Brake „Pausenbrot wegwerfen war gestern, jetzt werden Lebensmittel gerettet“: Unter diesem Motto veranstaltete die Steuerungsgruppe „Saubere und faire Schule“ des Gymnasiums Brake im Rahmen der deutschlandweiten Aktionswoche „Deutschland rettet Lebensmittel“ vom Bundesministerium für Ernährung und Landwirtschaft einen Aktionstag gegen Lebensmittelverschwendung.

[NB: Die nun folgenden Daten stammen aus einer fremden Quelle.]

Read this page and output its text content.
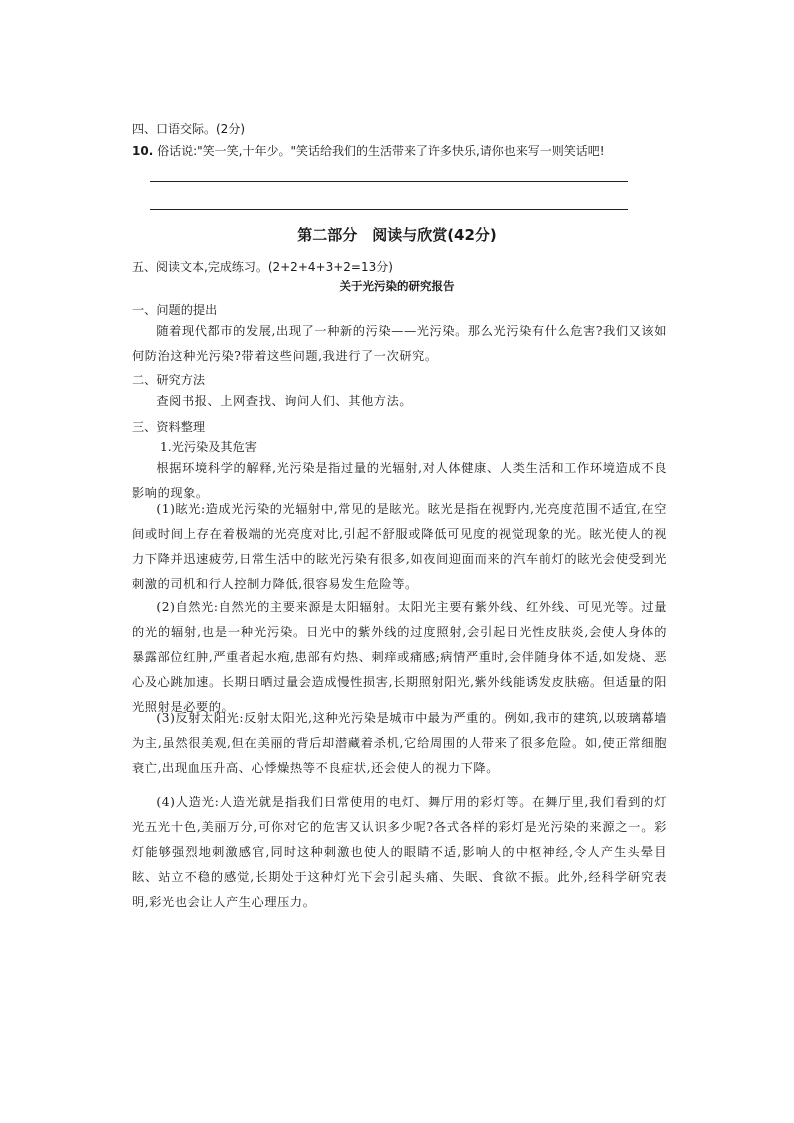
四、口语交际。(2分)
10. 俗话说:"笑一笑,十年少。"笑话给我们的生活带来了许多快乐,请你也来写一则笑话吧!
第二部分　阅读与欣赏(42分)
五、阅读文本,完成练习。(2+2+4+3+2=13分)
关于光污染的研究报告
一、问题的提出
随着现代都市的发展,出现了一种新的污染——光污染。那么光污染有什么危害?我们又该如何防治这种光污染?带着这些问题,我进行了一次研究。
二、研究方法
查阅书报、上网查找、询问人们、其他方法。
三、资料整理
1.光污染及其危害
根据环境科学的解释,光污染是指过量的光辐射,对人体健康、人类生活和工作环境造成不良影响的现象。
(1)眩光:造成光污染的光辐射中,常见的是眩光。眩光是指在视野内,光亮度范围不适宜,在空间或时间上存在着极端的光亮度对比,引起不舒服或降低可见度的视觉现象的光。眩光使人的视力下降并迅速疲劳,日常生活中的眩光污染有很多,如夜间迎面而来的汽车前灯的眩光会使受到光刺激的司机和行人控制力降低,很容易发生危险等。
(2)自然光:自然光的主要来源是太阳辐射。太阳光主要有紫外线、红外线、可见光等。过量的光的辐射,也是一种光污染。日光中的紫外线的过度照射,会引起日光性皮肤炎,会使人身体的暴露部位红肿,严重者起水疱,患部有灼热、刺痒或痛感;病情严重时,会伴随身体不适,如发烧、恶心及心跳加速。长期日晒过量会造成慢性损害,长期照射阳光,紫外线能诱发皮肤癌。但适量的阳光照射是必要的。
(3)反射太阳光:反射太阳光,这种光污染是城市中最为严重的。例如,我市的建筑,以玻璃幕墙为主,虽然很美观,但在美丽的背后却潜藏着杀机,它给周围的人带来了很多危险。如,使正常细胞衰亡,出现血压升高、心悸燥热等不良症状,还会使人的视力下降。
(4)人造光:人造光就是指我们日常使用的电灯、舞厅用的彩灯等。在舞厅里,我们看到的灯光五光十色,美丽万分,可你对它的危害又认识多少呢?各式各样的彩灯是光污染的来源之一。彩灯能够强烈地刺激感官,同时这种刺激也使人的眼睛不适,影响人的中枢神经,令人产生头晕目眩、站立不稳的感觉,长期处于这种灯光下会引起头痛、失眠、食欲不振。此外,经科学研究表明,彩光也会让人产生心理压力。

Es gab ein buntes Informationsangebot mit Kurzfilmen, Broschüren und Umfragen, in dem die Organisatorinnen rund um die Lehrerinnen Magdalena Boinski und Svenja Thole die Teilnehmer aufforderten, zu schätzen, wie viele Lebensmittel in Deutschland pro Jahr in der Tonne landen und welchen Anteil private Haushalte daran haben.

75 Kilo pro Kopf

Und die Antwort? Laut dem Johann Heinrich von Thünen-Institut sind es zwölf Millionen Tonnen pro Jahr in Deutschland, wobei 52 Prozent durch den Verbraucher (pro Kopf 75 Kilogramm Lebensmittel) verursacht werden. Weitere 14 Prozent der verschwendeten Lebensmittel fallen durch die Außer-Haus-Verpflegung und nochmals zwölf Prozent bei der Primärproduktion, wie dem Aussortieren von Lebensmitteln bei der Ernte, da sie nicht den Normvorgaben entsprechen, an.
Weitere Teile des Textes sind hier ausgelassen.